The National Highway Traffic Safety Administration (NHTSA) issued a notice about the Nissan Infiniti recall on Friday morning, which applies to some 2013 model QX56 SUVs and the 2014 QX80. According to Nissan, the Infiniti airbag inflators were manufactured with an incorrect outer baffler part, which may induce a prolonged build-up of pressure and cause the inflator to rupture if the driver’s airbag was ever deployed. According to a federal auto safety agent, this could potentially cause serious injury to the occupants of the vehicle, as metal fragments would be sent flying throughout the interior of the car.

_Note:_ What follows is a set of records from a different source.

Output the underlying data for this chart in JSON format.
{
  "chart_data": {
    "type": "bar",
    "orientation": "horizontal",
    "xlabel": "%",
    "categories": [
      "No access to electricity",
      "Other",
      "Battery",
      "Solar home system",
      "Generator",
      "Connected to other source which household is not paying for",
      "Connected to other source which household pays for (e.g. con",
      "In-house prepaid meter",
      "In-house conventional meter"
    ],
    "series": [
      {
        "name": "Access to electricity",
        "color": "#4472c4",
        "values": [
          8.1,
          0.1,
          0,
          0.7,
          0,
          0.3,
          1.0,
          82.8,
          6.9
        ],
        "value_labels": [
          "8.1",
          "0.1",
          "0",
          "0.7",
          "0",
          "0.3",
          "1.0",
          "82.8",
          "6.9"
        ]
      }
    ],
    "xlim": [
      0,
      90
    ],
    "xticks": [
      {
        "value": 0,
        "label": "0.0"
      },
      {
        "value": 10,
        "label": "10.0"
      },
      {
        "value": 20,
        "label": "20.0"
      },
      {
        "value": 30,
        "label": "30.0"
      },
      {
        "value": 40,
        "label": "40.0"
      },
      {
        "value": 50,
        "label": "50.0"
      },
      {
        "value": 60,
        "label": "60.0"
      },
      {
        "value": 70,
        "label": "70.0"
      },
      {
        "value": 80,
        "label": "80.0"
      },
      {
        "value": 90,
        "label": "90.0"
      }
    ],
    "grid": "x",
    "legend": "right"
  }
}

General Motors already recalled approximately 33,000 Cruze model compact cars in June of this year after discovering the same problem. The Takata Corporation, the manufacturer of the defective airbag, has released a statement saying that the only vehicles affected are those already recalled by Nissan and GM.
The Infiniti recall remains separate from an earlier recall which covered at least eight million U.S. vehicles, also due to a potentially defective Takata airbag. The recall was due to the potential for prolonged exposure to high humidity, which can cause an inflator malfunction and an explosion that is much more powerful than was originally intended when the airbag is activated.
The humidity issue is currently being investigated by the NHTSA, which may expand the size of the recall. Currently, it covers vehicles from 10 separate manufacturers. Lawmakers have claimed that the defective airbag has already caused four deaths and say that there may be up to 30 million defective airbags in U.S. vehicles currently on the road. Lawmakers are also fighting to expand the recall to a nationwide scale after some manufacturers have limited their recalls to specific high-humidity areas.
Takata is the world’s second largest airbag manufacturer and lays claim to 22 percent of the global market. The Infiniti recall is just the latest problem for the Tokyo-based company, which has struggled with ongoing issues since 2001, when Japanese auto company Izuzu reported that an airbag had exploded in an Izuzu Rodeo.
The company’s problems may soon get worse. The NHTSA has begun to question Takata about why the Nissan Infiniti and other vehicles are being produced with defective airbags and has submitted over 36 separate requests for data on possible production mistakes, as well as any lawsuits or reports of injuries and/or deaths that it may have received. The company has until December to provide the requested information or it may be charged with fines of up to $7,000 per day.
A Takata spokesman has stated that the company intends to cooperate and is working hard to provide the requested information in due time. It has already given several explanations for defective airbags, including improper welding, defective stamping equipment, humid conditions at its Mexico factory and an incorrect amount of generant, which is used to produce the gas that causes the airbag to inflate.